Running GPU jobs on Pod

Status
Yes

To run GPU jobs, the slurm files are slightly different. A basic example is below (runs a simple CUDA example job, matrlxMul)

#!/bin/bash
##  Asking for 1 node, and 6 cores - the next line asks for 1 GPU
#SBATCH -N 1 --ntasks-per-node=6 --partition=gpu
#SBATCH --gres=gpu:1

cd $SLURM_SUBMIT_DIR

/bin/hostname
./matrixMul
sleep 30

There's a few key things to keep in mind. Essentially the first two SBATCH lines request one GPU on one node. If you leave out the '--partition-gpu' you can just include it on the submit line, e.g. sbatch -p gpu myfile.job

Pod has only one type of GPU (NVIDIA V100/40GB), but on Braid2, there's several types of GPUs, so you'll want to specify the exact GPU you want.  The choices are

  • k80  (there are 18 K80 GPUs )
  • a40 (there are 8 A40/24GB GPUs )
  • a100 (there are 24 A100/40GB GPUs)
  • a100-80 (there are 4 A100/80GB GPUs)

So the 'gres' line is slightly different on Braid2, i.e. add in the type of GPU

#SBATCH --gres=gpu:a100:1

Note that there is a development node so you can test out your code before submitting it to the gpu queue.
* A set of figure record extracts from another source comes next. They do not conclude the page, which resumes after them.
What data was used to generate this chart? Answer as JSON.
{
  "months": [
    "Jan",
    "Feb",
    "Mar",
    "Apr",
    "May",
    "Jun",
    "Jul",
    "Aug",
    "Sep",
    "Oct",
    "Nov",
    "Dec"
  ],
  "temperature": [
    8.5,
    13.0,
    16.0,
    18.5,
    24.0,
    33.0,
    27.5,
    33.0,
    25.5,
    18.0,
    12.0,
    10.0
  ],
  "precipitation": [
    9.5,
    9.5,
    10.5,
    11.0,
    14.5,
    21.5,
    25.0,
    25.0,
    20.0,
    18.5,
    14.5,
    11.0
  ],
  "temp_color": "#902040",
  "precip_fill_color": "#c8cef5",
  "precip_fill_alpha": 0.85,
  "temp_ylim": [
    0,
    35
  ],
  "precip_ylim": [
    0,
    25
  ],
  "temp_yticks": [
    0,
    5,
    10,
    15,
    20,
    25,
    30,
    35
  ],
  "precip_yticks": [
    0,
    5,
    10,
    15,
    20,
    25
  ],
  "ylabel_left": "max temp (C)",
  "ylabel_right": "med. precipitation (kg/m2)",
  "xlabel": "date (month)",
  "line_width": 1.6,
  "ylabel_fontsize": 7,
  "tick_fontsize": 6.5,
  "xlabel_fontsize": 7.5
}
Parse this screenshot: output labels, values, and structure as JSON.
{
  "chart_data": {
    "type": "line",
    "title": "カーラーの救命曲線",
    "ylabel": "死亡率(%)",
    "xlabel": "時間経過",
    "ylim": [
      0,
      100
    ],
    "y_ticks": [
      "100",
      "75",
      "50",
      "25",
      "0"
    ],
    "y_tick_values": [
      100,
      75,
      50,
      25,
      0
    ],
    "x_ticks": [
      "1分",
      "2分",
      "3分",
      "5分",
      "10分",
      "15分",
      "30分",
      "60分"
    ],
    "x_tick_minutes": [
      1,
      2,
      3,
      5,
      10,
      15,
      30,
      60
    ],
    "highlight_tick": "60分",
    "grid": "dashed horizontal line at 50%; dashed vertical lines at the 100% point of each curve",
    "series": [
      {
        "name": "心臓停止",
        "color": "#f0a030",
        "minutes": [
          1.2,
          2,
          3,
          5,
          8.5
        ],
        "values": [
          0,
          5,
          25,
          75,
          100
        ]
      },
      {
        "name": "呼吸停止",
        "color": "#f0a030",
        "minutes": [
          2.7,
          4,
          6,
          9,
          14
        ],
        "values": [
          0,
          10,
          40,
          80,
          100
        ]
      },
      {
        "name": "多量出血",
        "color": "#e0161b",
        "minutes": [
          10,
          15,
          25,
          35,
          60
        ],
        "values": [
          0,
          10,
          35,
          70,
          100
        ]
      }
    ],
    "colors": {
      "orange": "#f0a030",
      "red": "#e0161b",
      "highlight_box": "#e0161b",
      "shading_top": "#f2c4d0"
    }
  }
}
It's called pod-gpu and the various cuda's are installed in /usr/local/ - just

ssh pod-gpu

once you're logged in to pod.  It has a T4 GPU and a V100, you can select which one you want to use/develop on by setting the environment variable

CUDA_VISIBLE_DEVICES, e.g.

export CUDA_VISIBLE_DEVICES=1 for the T4 (or set to 0 for the V100)

Note that jobs running for more than an hour or so may be killed without warning - the pod-gpu, and braid2-gpu nodes are for development, not long-running jobs that should be in the queue!